Under questioning, they laid out that Russia and China were the main threats to US national security, and that as of now Iran was keeping up its end of the bargain as to nuclear proliferation, a bargain which Trump crumpled up and threw away.
Trump, of course, went off the rails, insulting these professionals and again averring that only he was right.
In John Le Carre’s Tinker, Tailor, Soldier, Spy, spy-catcher George Smiley is pulled out of retirement to ferret out a double agent at the heart of British intelligence. The Soviet spymaster running this mole is known in the book only as “Karla”.
In the book, both Karla and the mole are experts at deceit. In our own real-life version, Karla is a failed KGB officer who nevertheless has been able to assume leadership over an entire nation, and the mole is a failed game show host who, with Karla’s help and the apathy of too many of our citizens, was installed in the Oval Office.
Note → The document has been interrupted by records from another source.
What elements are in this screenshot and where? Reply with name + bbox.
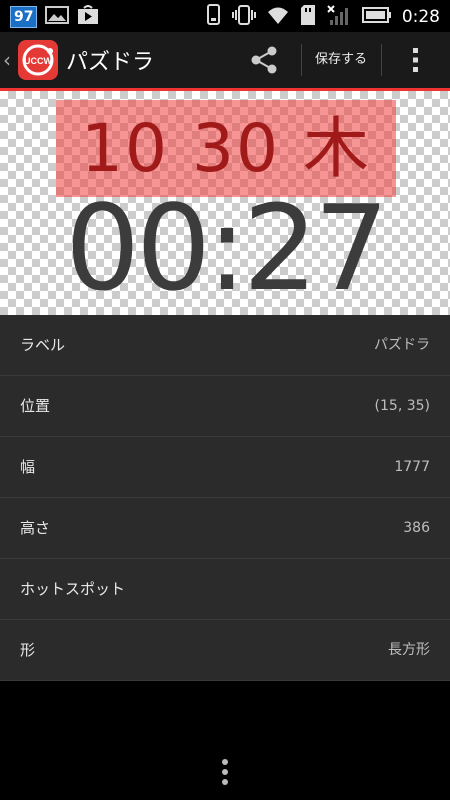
share-icon	[251, 46, 277, 74]
time-text: 00:27	[64, 179, 389, 315]
property-row-position[interactable]: 位置 (15, 35)	[0, 376, 450, 437]
back-chevron-icon[interactable]: ‹	[3, 48, 11, 72]
property-row-height[interactable]: 高さ 386	[0, 498, 450, 559]
image-icon	[45, 6, 70, 28]
page-title: パズドラ	[66, 50, 155, 75]
divider	[301, 44, 302, 76]
action-bar: ‹ UCCW パズドラ 保存する	[0, 32, 450, 91]
vibrate-icon	[231, 4, 256, 30]
property-label: 形	[20, 641, 36, 659]
property-value: 1777	[394, 459, 430, 475]
app-icon-label: UCCW	[24, 56, 52, 66]
divider	[381, 44, 382, 76]
overflow-menu-button[interactable]	[404, 44, 428, 76]
uccw-logo-icon: UCCW	[22, 44, 54, 76]
phone-icon	[206, 4, 222, 30]
property-row-shape[interactable]: 形 長方形	[0, 620, 450, 681]
widget-preview[interactable]: 10 30 木 00:27	[0, 91, 450, 315]
property-label: 幅	[20, 458, 36, 476]
property-label: ラベル	[20, 336, 66, 354]
signal-icon	[326, 4, 352, 30]
status-bar: 97 0:28	[0, 0, 450, 32]
more-vertical-icon	[222, 759, 228, 785]
property-label: ホットスポット	[20, 580, 126, 598]
property-value: 386	[403, 520, 430, 536]
status-clock: 0:28	[401, 7, 440, 27]
play-store-icon	[77, 5, 99, 29]
app-icon[interactable]: UCCW	[18, 40, 58, 80]
property-value: (15, 35)	[374, 398, 430, 414]
property-value: パズドラ	[374, 337, 430, 353]
property-label: 高さ	[20, 519, 51, 537]
property-row-label[interactable]: ラベル パズドラ	[0, 315, 450, 376]
property-label: 位置	[20, 397, 51, 415]
property-row-width[interactable]: 幅 1777	[0, 437, 450, 498]
notification-badge: 97	[10, 6, 38, 28]
property-row-hotspot[interactable]: ホットスポット	[0, 559, 450, 620]
save-button[interactable]: 保存する	[306, 44, 376, 76]
share-button[interactable]	[244, 44, 284, 76]
properties-list: ラベル パズドラ 位置 (15, 35) 幅 1777 高さ 386 ホットスポ…	[0, 315, 450, 681]
battery-icon	[361, 7, 392, 27]
property-value: 長方形	[388, 642, 430, 658]
sd-card-icon	[300, 4, 316, 30]
more-vertical-icon	[413, 48, 418, 72]
bottom-overflow-button[interactable]	[219, 758, 231, 786]
wifi-icon	[266, 5, 290, 29]
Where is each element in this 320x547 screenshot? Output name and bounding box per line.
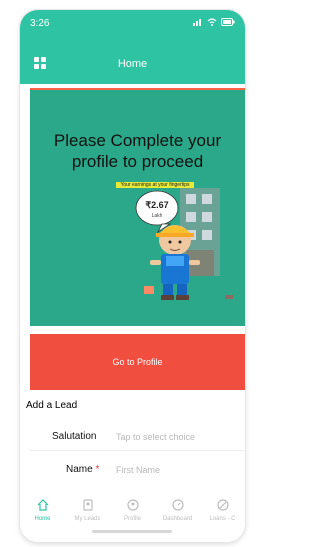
bubble-unit: Lakh (152, 213, 163, 219)
add-lead-heading: Add a Lead (26, 400, 78, 411)
home-icon (37, 499, 48, 511)
loans-icon (216, 499, 229, 511)
app-header: 3:26 Home (20, 10, 245, 84)
salutation-label: Salutation (52, 431, 97, 442)
home-indicator (92, 530, 172, 533)
phone-screen: 3:26 Home Please Complete your profile t… (20, 10, 245, 542)
go-to-profile-button[interactable]: Go to Profile (30, 334, 245, 390)
first-name-input[interactable]: First Name (116, 465, 160, 475)
salutation-select[interactable]: Tap to select choice (116, 432, 195, 442)
tab-my-leads[interactable]: My Leads (65, 498, 110, 522)
name-label: Name * (66, 464, 99, 475)
tab-loans-label: Loans - C (209, 516, 236, 522)
status-icons (193, 18, 235, 29)
tab-dashboard[interactable]: Dashboard (155, 498, 200, 522)
battery-icon (221, 18, 235, 26)
wifi-icon (207, 18, 217, 26)
tab-profile-label: Profile (123, 516, 141, 522)
tab-dashboard-label: Dashboard (162, 516, 193, 522)
construction-illustration: ₹2.67 Lakh (135, 188, 233, 300)
name-label-text: Name (66, 464, 93, 475)
signal-icon (193, 19, 202, 26)
required-marker: * (95, 464, 100, 475)
profile-icon (126, 499, 139, 511)
dashboard-icon (171, 499, 184, 511)
page-title: Home (117, 58, 148, 70)
status-time: 3:26 (30, 18, 50, 29)
profile-banner: Please Complete your profile to proceed … (30, 88, 245, 326)
tab-bar: Home My Leads Profile Dashboard Loans - … (20, 486, 245, 542)
tab-my-leads-label: My Leads (74, 516, 101, 522)
tab-home-label: Home (34, 516, 51, 522)
divider (30, 450, 245, 451)
tab-home[interactable]: Home (20, 498, 65, 522)
tab-profile[interactable]: Profile (110, 498, 155, 522)
leads-icon (82, 499, 93, 511)
status-bar: 3:26 (30, 18, 235, 32)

It would be farcical were the real-world consequences not so serious.
Last night, Minority Leader Chuck Schumer wrote and posted a letter to the heads of the FBI, CIA, and DNI Coats, to “intervene” with Trump and make clear to him that him undercutting his intelligence agencies threatens American power and influence. Of course, Trump cares nothing for that.
Trump is circling the drain, and his only concern is base survival. He has spent a lifetime lying to people that he’s the smartest guy in the room. Now that it’s caught up to him, he has no plan B. Conning and scamming are all that he knows. He thought that if he could con and scam the rubes who voted for him, that he could do so to anyone. He can’t comprehend that 65% of the country is against him. He can’t fathom that his skills were more bark than bite.
But the fact of the matter is that Vladimir Putin has a mole right at the apex of American power. And this week we learned from the Financial Times that he and Trump had a secret tête-à-tête at the G-20 in Argentina this past November, after Trump made a big show of canceling any meeting with Putin. One can only surmise that Putin summoned his minion in fury, apoplectic that he would dare cancel his debriefing. And the only other person in the room with Trump wasn’t a translator, wasn’t an official, but his wife, Melania. Which does nothing to dispel the jokes that she’s his case-agent.
Meanwhile, we have our own George Smiley, in the form of Special Counsel Robert Mueller. Much like Smiley, he’s anonymous, not revealing his plans save via indictments and court filings. He’s the only one who lives up to the grandeur of the book.
As Yeats wrote, some rough beast is slouching towards Bethlehem. Trump will fall. The question is how many of us he takes with him.